Phi Beta Cons

Please Debate Yale’s Recruiter Ban

I had forgotten that Yale Law School is still banning military recruiters as it pursues its own lawsuit against the Solomon Amendment. Yale apparently believes that its independent (and no doubt brilliant) legal arguments will overcome the Supreme Court’s unanimous ruling in Rumsfeld v. FAIR. While I think the Supreme Court’s decision renders Yale’s continued opposition frivolous (and bordering on a bad-faith abuse of the Court’s time and resources), that’s not the purpose of this post. Yale is holding a panel discussion on the recruiter ban, and has invited JAG representatives to state their case, but the Navy has declined and the Army is likely to decline as well:

While an injunction from 2004 continues to give Yale Law School the exclusive right to deny equal access to military recruiters without risking federal funding losses, Law School Dean Harold Koh this month extended invitations to several JAG recruiters to speak on panels at the school this Thursday and Friday.

“We are genuinely interested in hearing the position of the Armed Services as to why they are maintaining this discriminatory policy,” Koh said Monday night. “If the services want to make a case to our students that they should work for the JAG corps despite this policy, our invitation plainly offers a chance to do so.”
Though Navy JAG recruiters have already declined the invitation, Koh said he is hopeful that a member of the Army JAG will join discussion of Don’t Ask, Don’t Tell on the Friday panel. While it is unlikely that the Pentagon will send a representative to defend its policies, Koh said the panels will be held regardless, as a forum for general discussion.
The talk is expected to draw radically different points of view, as some faculty and students have begun to question the merits of the Law School’s pending lawsuit, since the Supreme Court has already rejected many arguments against the Solomon Amendment. While some are calling for Yale to adopt alternative strategies to avoid alienating the government or wasting resources on a lost cause, many others – Koh in particular – are advocating solidarity in the face of a mounting legal and ideological challenge.
“[The panel] will be a good occasion to return to the core issue in the case, which is why the military chooses to exclude openly gay, lesbian, and bisexual men and women from serving their country, particularly when they have not explained what national interest that policy serves,” Koh said.”

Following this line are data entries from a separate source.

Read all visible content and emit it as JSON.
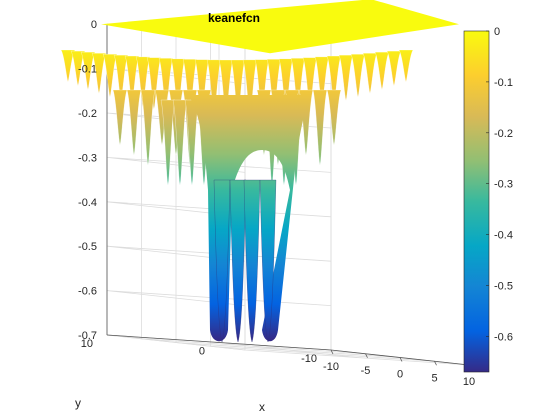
{
  "chart_data": {
    "type": "surface",
    "title": "keanefcn",
    "xlabel": "x",
    "ylabel": "y",
    "zlabel": "",
    "xlim": [
      -10,
      10
    ],
    "ylim": [
      -10,
      10
    ],
    "zlim": [
      -0.7,
      0
    ],
    "x_ticks": [
      "-10",
      "-5",
      "0",
      "5",
      "10"
    ],
    "y_ticks": [
      "-10",
      "0",
      "10"
    ],
    "z_ticks": [
      "0",
      "-0.1",
      "-0.2",
      "-0.3",
      "-0.4",
      "-0.5",
      "-0.6",
      "-0.7"
    ],
    "colorbar": {
      "colormap": "parula",
      "limits": [
        -0.67,
        0
      ],
      "ticks": [
        "0",
        "-0.1",
        "-0.2",
        "-0.3",
        "-0.4",
        "-0.5",
        "-0.6"
      ]
    },
    "grid": true,
    "surface_minimum": -0.67,
    "surface_plateau": 0
  }
}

The Army should show up for the debate. Given the horribly one-sided nature of elite education, it is likely that a JAG officer would present the first opportunity that many students have ever had to hear a defense of military service and Army history. The military has to directly engage the cultural elite to help close the widening gap between that elite and the rest of American culture. The Army has nothing to apologize for — as the force primarily responsible for American Independence, the end of slavery, the liberation of Europe from fascist tyranny, and — most recently — toppling two of the most barbaric regimes on the planet. This history (and present) is worth defending. It is also worth asking Yale to defend not only its current policy but its legacy of hostility to the service most responsible for the freedom it so self-righteously abuses.